LONDON (Reuters) - Power generation from Britain’s wind farms hit a record 14.2 gigawatts (GW) on March 17, National Grid said on Monday.
Wind power represented 34.2 percent of domestic electricity generation at 1430 GMT on Saturday, Britain’s power grid operator said.
“2017 was a record year for green energy and it’s looking likely 2018 is set to exceed that,” said Fintan Slye, director of the system operator at National Grid.
Predicting wind output can be difficult as it depends on wind speeds and power demand, but it is expected to increase this year as more wind farms open.
Industry group Renewable UK forecasts around 2 GW of wind capacity will be added in 2018.
Britain is looking to wind power to help bridge a looming electricity supply gap as old nuclear plants and coal-fired power stations close.
Wind capacity in the country grew by about a fifth in 2017 to around 19 GW, data from industry association Wind Europe showed, as wind farms such as Orsted’s Burbo Bank offshore extension and Vattenfall’s Pen-y-Cymoedd onshore project opened.

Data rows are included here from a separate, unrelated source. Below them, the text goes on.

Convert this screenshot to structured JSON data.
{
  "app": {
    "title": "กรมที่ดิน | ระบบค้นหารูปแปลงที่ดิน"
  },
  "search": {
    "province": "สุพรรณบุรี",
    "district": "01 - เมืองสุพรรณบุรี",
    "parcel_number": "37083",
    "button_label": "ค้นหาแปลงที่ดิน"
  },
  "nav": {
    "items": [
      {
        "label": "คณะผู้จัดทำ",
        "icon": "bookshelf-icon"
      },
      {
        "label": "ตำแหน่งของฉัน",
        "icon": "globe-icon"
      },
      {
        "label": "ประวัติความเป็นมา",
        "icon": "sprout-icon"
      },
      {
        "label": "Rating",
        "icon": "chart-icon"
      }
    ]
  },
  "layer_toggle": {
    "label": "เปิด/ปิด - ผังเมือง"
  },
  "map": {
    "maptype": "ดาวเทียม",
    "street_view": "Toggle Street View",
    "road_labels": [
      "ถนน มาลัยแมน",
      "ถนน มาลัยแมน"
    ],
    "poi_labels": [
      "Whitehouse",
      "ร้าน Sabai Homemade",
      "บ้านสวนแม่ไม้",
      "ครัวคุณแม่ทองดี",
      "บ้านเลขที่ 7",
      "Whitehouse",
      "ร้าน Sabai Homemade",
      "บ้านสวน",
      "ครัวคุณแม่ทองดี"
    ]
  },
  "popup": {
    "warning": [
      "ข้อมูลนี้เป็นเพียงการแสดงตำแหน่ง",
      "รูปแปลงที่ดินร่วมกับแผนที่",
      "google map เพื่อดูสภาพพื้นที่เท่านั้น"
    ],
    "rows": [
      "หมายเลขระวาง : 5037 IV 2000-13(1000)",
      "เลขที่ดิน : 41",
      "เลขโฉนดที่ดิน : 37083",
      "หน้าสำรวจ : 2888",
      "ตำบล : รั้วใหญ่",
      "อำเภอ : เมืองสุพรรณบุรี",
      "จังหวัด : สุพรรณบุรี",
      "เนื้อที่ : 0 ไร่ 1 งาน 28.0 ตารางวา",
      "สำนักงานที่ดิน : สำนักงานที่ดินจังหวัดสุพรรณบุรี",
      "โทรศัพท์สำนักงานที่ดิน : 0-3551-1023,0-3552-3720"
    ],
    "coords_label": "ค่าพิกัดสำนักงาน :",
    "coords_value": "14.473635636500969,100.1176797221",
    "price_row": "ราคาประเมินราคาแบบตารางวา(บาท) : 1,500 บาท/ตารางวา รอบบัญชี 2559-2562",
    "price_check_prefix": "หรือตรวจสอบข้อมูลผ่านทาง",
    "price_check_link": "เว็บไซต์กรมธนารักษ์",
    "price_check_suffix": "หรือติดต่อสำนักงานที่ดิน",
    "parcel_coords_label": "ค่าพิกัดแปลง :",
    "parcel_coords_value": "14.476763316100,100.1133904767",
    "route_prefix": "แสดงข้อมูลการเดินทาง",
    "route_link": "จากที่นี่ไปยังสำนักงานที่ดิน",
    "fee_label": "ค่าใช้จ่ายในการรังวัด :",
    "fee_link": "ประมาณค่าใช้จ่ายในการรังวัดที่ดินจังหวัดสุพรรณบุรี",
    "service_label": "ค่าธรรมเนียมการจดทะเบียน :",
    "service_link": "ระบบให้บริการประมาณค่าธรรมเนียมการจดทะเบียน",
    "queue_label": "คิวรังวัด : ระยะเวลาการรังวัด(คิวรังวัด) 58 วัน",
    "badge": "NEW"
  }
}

In Britain’s most recent renewable subsidy auction last year, the price guarantee given to new offshore wind projects fell below that given to new nuclear generation for the first time. Prices are tipped to keep falling as technology advances.
The previous wind generation record, of 13.8 GW, was set on March 1, when a cold snap gripped Britain and National Grid issued its first gas deficit warning in eight years.
Germany has the most wind capacity in Europe, at around 56 GW, followed by Spain with 23 GW and then Britain, Wind Europe data showed.